When we meet Jean and Denis, in episode 2, they are in a Paris cafe throwing around ideas for a follow-up to their Oscar-winning 2001 film, Murder on a Sunday Morning. “This is our moment,” Denis tells his collaborator, in French. “The world is looking at us. We need our next film. What do you want to show them?” Jean contemplates the question for a few beats. “I want to show something strong,” he replies, in a clumsy bit of dialogue. “About justice, but how it truly is. With the defense, prosecution, judge—all saying different things about the same crime.”
Could Lestrade’s statement of purpose have become a self-fulfilling prophecy? Quite possibly. But as he followed the Petersons, there’s no doubt that he also encountered truly unanticipated holes, inconsistencies, self-interested stakeholders or other inexplicable details connected with every scenario floated to explain Kathleen’s death. His Staircase captures the senselessness of a justice system that, regardless of whether Peterson was guilty or innocent, spent the better part of two decades teasing, tormenting and helping to impoverish a whole family—and one that entered the courtroom with far more privilege than that of most criminal defendants.

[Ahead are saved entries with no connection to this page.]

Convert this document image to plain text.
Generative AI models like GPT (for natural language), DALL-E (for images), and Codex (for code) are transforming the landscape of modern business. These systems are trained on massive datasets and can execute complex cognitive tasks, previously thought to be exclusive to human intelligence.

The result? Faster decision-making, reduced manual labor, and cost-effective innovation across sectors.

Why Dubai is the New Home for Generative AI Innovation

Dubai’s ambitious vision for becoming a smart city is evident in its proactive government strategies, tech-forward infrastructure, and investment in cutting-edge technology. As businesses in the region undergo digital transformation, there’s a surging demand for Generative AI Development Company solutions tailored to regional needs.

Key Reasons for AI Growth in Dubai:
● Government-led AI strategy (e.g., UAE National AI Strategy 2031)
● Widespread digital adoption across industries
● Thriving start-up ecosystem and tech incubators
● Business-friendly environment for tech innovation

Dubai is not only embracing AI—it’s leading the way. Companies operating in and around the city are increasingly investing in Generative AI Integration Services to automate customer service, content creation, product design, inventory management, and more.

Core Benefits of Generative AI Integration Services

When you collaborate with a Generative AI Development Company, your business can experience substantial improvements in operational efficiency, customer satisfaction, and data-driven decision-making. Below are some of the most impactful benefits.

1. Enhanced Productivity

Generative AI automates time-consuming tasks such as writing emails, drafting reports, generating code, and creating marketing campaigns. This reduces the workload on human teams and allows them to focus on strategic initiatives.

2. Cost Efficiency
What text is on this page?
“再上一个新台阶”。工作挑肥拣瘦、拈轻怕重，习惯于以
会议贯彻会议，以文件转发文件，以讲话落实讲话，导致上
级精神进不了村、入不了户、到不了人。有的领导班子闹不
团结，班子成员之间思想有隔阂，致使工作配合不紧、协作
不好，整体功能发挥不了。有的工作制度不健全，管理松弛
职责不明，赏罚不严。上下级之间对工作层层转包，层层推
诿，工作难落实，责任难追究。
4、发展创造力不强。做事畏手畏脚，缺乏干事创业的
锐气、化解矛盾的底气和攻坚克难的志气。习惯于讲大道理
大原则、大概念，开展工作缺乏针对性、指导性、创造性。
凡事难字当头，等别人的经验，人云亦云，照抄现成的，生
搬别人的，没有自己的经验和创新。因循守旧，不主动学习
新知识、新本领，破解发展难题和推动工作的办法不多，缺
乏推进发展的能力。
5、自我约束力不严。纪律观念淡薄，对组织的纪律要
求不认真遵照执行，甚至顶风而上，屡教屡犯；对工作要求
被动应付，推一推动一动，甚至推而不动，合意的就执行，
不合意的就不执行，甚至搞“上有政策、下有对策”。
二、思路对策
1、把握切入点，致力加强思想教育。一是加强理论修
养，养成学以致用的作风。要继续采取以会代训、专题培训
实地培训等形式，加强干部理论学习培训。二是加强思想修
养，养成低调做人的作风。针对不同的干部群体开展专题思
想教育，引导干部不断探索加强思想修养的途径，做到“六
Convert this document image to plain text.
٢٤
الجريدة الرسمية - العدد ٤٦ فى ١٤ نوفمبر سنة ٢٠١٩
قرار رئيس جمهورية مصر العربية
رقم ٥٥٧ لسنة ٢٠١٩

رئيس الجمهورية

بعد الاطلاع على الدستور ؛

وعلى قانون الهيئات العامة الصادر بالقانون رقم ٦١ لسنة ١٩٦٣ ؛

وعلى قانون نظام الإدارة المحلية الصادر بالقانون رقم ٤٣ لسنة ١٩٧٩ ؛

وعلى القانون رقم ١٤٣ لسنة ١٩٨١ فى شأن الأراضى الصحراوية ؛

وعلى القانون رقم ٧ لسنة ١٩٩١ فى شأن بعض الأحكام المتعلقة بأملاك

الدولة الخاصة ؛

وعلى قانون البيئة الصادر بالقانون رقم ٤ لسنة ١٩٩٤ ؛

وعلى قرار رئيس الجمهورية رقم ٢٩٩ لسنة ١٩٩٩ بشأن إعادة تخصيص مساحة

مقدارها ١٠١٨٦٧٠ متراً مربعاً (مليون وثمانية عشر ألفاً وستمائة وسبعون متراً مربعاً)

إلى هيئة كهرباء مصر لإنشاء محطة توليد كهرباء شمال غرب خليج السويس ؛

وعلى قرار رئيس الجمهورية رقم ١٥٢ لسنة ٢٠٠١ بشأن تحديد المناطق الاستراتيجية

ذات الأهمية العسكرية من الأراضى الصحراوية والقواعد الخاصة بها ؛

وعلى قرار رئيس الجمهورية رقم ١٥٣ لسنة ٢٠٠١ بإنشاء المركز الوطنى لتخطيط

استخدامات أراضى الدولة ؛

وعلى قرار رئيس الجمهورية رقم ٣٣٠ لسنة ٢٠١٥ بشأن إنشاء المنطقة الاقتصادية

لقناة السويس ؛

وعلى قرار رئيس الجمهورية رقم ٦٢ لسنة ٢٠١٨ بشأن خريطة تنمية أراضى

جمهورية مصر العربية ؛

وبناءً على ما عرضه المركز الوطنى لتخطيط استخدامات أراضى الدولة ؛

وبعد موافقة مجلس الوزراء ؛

By expanding the frame to include the making of the documentary, Campos goes a step farther, putting forth an idea that should challenge the legion of amateur detectives who’ve spent years speculating about this case and others, online and off. Sometimes, this Staircase suggests, no amount of additional context will get you closer to the truth. Sometimes, in true crime and beyond, there’s simply no getting around the fundamental unknowability of the human soul.